Source: WordNet® 3.1


Etymology 1

Noun

lead (countable and uncountable, plural leads)

(uncountable) A heavy, pliable, inelastic metal element, having a bright, bluish color, but easily tarnished; both malleable and ductile, though with little tenacity. It is easily fusible, forms alloys with other metals, and is an ingredient of solder and type metal. Atomic number 82, symbol Pb (from Latin plumbum).

(countable, nautical) A plummet or mass of lead attached to a line, used in sounding depth at sea or (dated) to estimate velocity in knots.

A thin strip of type metal, used to separate lines of type in printing.

(uncountable, typography) Vertical space in advance of a row or between rows of text. Also known as leading.

Sheets or plates of lead used as a covering for roofs.

(plural leads) A roof covered with lead sheets or terne plates.

(countable) A thin cylinder of black lead or plumbago (graphite) used in pencils.

(slang) Bullets; ammunition.

Verb

lead (third-person singular simple present leads, present participle leading, simple past and past participle leaded)

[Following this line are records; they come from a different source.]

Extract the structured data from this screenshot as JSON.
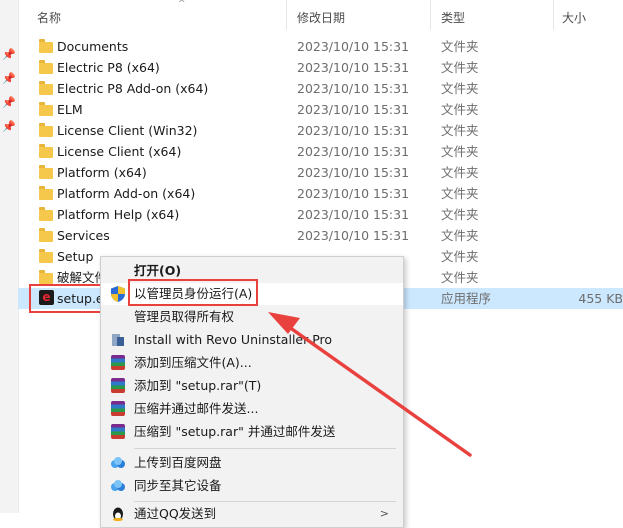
{
  "columns": {
    "name": "名称",
    "date": "修改日期",
    "type": "类型",
    "size": "大小"
  },
  "files": [
    {
      "name": "Documents",
      "date": "2023/10/10 15:31",
      "type": "文件夹",
      "size": "",
      "icon": "folder"
    },
    {
      "name": "Electric P8 (x64)",
      "date": "2023/10/10 15:31",
      "type": "文件夹",
      "size": "",
      "icon": "folder"
    },
    {
      "name": "Electric P8 Add-on (x64)",
      "date": "2023/10/10 15:31",
      "type": "文件夹",
      "size": "",
      "icon": "folder"
    },
    {
      "name": "ELM",
      "date": "2023/10/10 15:31",
      "type": "文件夹",
      "size": "",
      "icon": "folder"
    },
    {
      "name": "License Client (Win32)",
      "date": "2023/10/10 15:31",
      "type": "文件夹",
      "size": "",
      "icon": "folder"
    },
    {
      "name": "License Client (x64)",
      "date": "2023/10/10 15:31",
      "type": "文件夹",
      "size": "",
      "icon": "folder"
    },
    {
      "name": "Platform (x64)",
      "date": "2023/10/10 15:31",
      "type": "文件夹",
      "size": "",
      "icon": "folder"
    },
    {
      "name": "Platform Add-on (x64)",
      "date": "2023/10/10 15:31",
      "type": "文件夹",
      "size": "",
      "icon": "folder"
    },
    {
      "name": "Platform Help (x64)",
      "date": "2023/10/10 15:31",
      "type": "文件夹",
      "size": "",
      "icon": "folder"
    },
    {
      "name": "Services",
      "date": "2023/10/10 15:31",
      "type": "文件夹",
      "size": "",
      "icon": "folder"
    },
    {
      "name": "Setup",
      "date": "",
      "type": "文件夹",
      "size": "",
      "icon": "folder"
    },
    {
      "name": "破解文件",
      "date": "",
      "type": "文件夹",
      "size": "",
      "icon": "folder"
    },
    {
      "name": "setup.e",
      "date": "",
      "type": "应用程序",
      "size": "455 KB",
      "icon": "exe",
      "selected": true
    }
  ],
  "context_menu": {
    "open": "打开(O)",
    "run_as_admin": "以管理员身份运行(A)",
    "take_ownership": "管理员取得所有权",
    "revo_install": "Install with Revo Uninstaller Pro",
    "add_to_archive": "添加到压缩文件(A)...",
    "add_to_rar": "添加到 \"setup.rar\"(T)",
    "compress_email": "压缩并通过邮件发送...",
    "compress_rar_email": "压缩到 \"setup.rar\" 并通过邮件发送",
    "upload_baidu": "上传到百度网盘",
    "sync_device": "同步至其它设备",
    "send_qq": "通过QQ发送到"
  },
  "colors": {
    "annotation_red": "#e8413e",
    "selection_blue": "#cce8ff",
    "folder_yellow": "#f5c84c"
  }
}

(transitive) To cover, fill, or affect with lead

(transitive, printing, historical) To place leads between the lines of.

Usage notes

Note carefully these three senses are verbs derived from the noun referring to the metallic element, and are unrelated to the heteronym defined below under Etymology 2.

Etymology 2

Verb

lead (third-person singular simple present leads, present participle leading, simple past and past participle led)

(heading, transitive) To guide or conduct.

To guide or conduct with the hand, or by means of some physical contact connection.

To guide or conduct in a certain course, or to a certain place or end, by making the way known; to show the way, especially by going with or going in advance of, to lead a pupil; to guide somebody somewhere or to bring somebody somewhere by means of instructions.

(figuratively): To direct; to counsel; to instruct

To conduct or direct with authority; to have direction or charge of; to command, especially a military or business unit.

To guide or conduct oneself in, through, or along (a certain course); hence, to proceed in the way of; to follow the path or course of; to pass; to spend. Also, to cause (one) to proceed or follow in (a certain course).

(intransitive) To guide or conduct, as by accompanying, going before, showing, influencing, directing with authority, etc.; to have precedence or preeminence; to be first or chief; — used in most of the senses of the transitive verb.

(heading) To begin, to be ahead.

(transitive) To go or to be in advance of; to precede; hence, to be foremost or chief among.

(intransitive) To lead off or out, to go first; to begin.

(intransitive) To be more advanced in technology or business than others.

(heading, sport)

(transitive, cards, dominoes) To begin a game, round, or trick, with

(intransitive) To be ahead of others, e.g, in a race.

(intransitive) To have the highest interim score in a game.

(baseball) To step off base and move towards the next base.

(shooting) To aim in front of a moving target, in order that the shot may hit the target as it passes.

(transitive, climbing) Lead climb.

(transitive) To draw or direct by influence, whether good or bad; to prevail on; to induce; to entice; to allure

(intransitive) To tend or reach in a certain direction, or to a certain place.

To produce (with to).

Misspelling of led.

(transitive) To live or experience (a particular way of life).

Noun

lead (countable and uncountable, plural leads)

(countable) The act of leading or conducting; guidance; direction, course

(countable) Precedence; advance position; also, the measure of precedence; the state of being ahead in a race; the highest score in a game in an incomplete game.

(UK, countable) An insulated metallic wire for electrical devices and equipment.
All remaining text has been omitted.